Le Groupe Cloutier montre du doigt plusieurs conséquences importantes : «la relève potentielle qui aurait pu se tourner vers le secteur de la distribution indépendante y verra nécessairement moins d’avantages et de stabilité». De plus, «une vague de consolidation risque d’emporter les plus petits courtiers qui ne seront pas en mesure d’assumer une baisse importante de leurs revenus, potentiellement au profit des réseaux intégrés».

Le problème ne serait pas réglé

Même si les ACVM abolissaient les FAR, l’échéancier de frais de rachat différés ne disparaîtra pas pour autant, souligne le Groupe Cloutier. Une firme de courtage pourrait «intégrer une cédule de frais dégressive dans la grille tarifaire de son offre de comptes nominés [aussi appelés comptes autogérés])».

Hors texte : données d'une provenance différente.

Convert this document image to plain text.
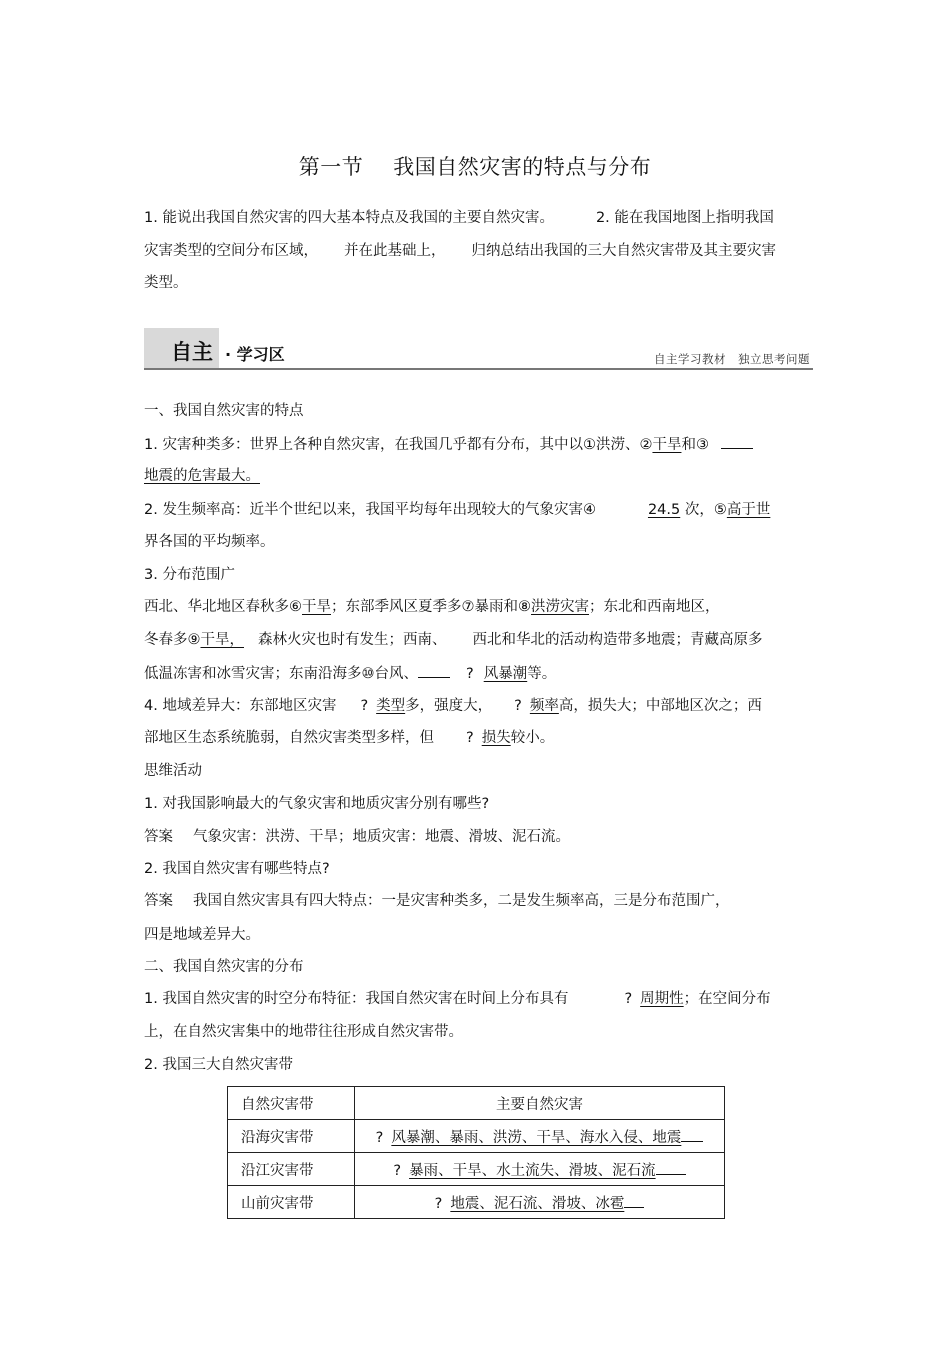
第一节 我国自然灾害的特点与分布
1. 能说出我国自然灾害的四大基本特点及我国的主要自然灾害。	2. 能在我国地图上指明我国
灾害类型的空间分布区域， 并在此基础上， 归纳总结出我国的三大自然灾害带及其主要灾害
类型。
自主 · 学习区	自主学习教材　独立思考问题
一、我国自然灾害的特点
1. 灾害种类多：世界上各种自然灾害，在我国几乎都有分布，其中以①洪涝、②干旱和③
地震的危害最大。
2. 发生频率高：近半个世纪以来，我国平均每年出现较大的气象灾害④	24.5 次，⑤高于世
界各国的平均频率。
3. 分布范围广
西北、华北地区春秋多⑥干旱；东部季风区夏季多⑦暴雨和⑧洪涝灾害；东北和西南地区，
冬春多⑨干旱， 森林火灾也时有发生；西南、 西北和华北的活动构造带多地震；青藏高原多
低温冻害和冰雪灾害；东南沿海多⑩台风、	? 风暴潮等。
4. 地域差异大：东部地区灾害 ? 类型多，强度大， ? 频率高，损失大；中部地区次之；西
部地区生态系统脆弱，自然灾害类型多样，但 ? 损失较小。
思维活动
1. 对我国影响最大的气象灾害和地质灾害分别有哪些?
答案 气象灾害：洪涝、干旱；地质灾害：地震、滑坡、泥石流。
2. 我国自然灾害有哪些特点?
答案 我国自然灾害具有四大特点：一是灾害种类多，二是发生频率高，三是分布范围广，
四是地域差异大。
二、我国自然灾害的分布
1. 我国自然灾害的时空分布特征：我国自然灾害在时间上分布具有	? 周期性；在空间分布
上，在自然灾害集中的地带往往形成自然灾害带。
2. 我国三大自然灾害带
自然灾害带	主要自然灾害
沿海灾害带	? 风暴潮、暴雨、洪涝、干旱、海水入侵、地震
沿江灾害带	? 暴雨、干旱、水土流失、滑坡、泥石流
山前灾害带	? 地震、泥石流、滑坡、冰雹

«Rien dans les modifications réglementaires proposées n’empêcherait un courtier de se prémunir contre les pertes de revenus reliées au départ hâtif d’un client vers une autre institution financière par le biais d’une cédule de frais dégressive. Par exemple, il pourrait facturer des frais administratifs de 5 % sur tout rachat effectué dans la première année, 4 % dans la deuxième année, etc.», lit-on dans le mémoire du Groupe Cloutier.

Alors qu’il serait interdit pour les manufacturiers de facturer des FAR dans les comptes au nom des clients, les courtiers seraient «libres d’internaliser à leurs processus la cédule de frais de rachat».

«Les ACVM ne devraient pas tenir pour acquis que l’abrogation du Règlement 81-105 résulterait inévitablement en la disparition complète des cédules de frais de rachat et des inconvénients qui l’accompagnent», écrit le Groupe Cloutier.

Risque d’arbitrage réglementaire

Mérici Services Financiers admet dans son mémoire qu’on n’assistera pas à une migration de masse des actifs en FCP vers les fonds distincts au lendemain d’une interdiction des FAR. Le passage de l’un à l’autre se fera plutôt graduellement – les nouveaux dépôts et les rééquilibrages se feraient dans d’autres produits que les fonds communs – et sera difficile à mesurer, selon le mémoire.

«Ce n’est donc pas immédiatement un mur que frapperont les courtiers en épargne collective qui offrent des services au marché de masse, peut-on lire dans le mémoire de Mérici. L’analogie à utiliser est plutôt une saignée ou une asphyxie qui prendra plusieurs années avant de montrer toute son étendue.»

Abondant dans le même sens que les conseillers qu’il a sondés, Mérici rappelle que, pour les «clients du marché de masse qui n’investissent que quelques milliers de dollars, la rentabilité, du point de vue du conseiller, ne sera tout simplement pas au rendez-vous s’il lui est impossible de percevoir une commission à la vente».

Le courtier ajoute au passage qu’il est d’avis que «la création de la richesse collective passe forcément par l’amélioration de la situation des ménages du marché de masse» et que ce n’est pas «en investissant exclusivement dans des produits bancaires garantis ou dans des produits d’investissement plus coûteux que nous y parviendrons».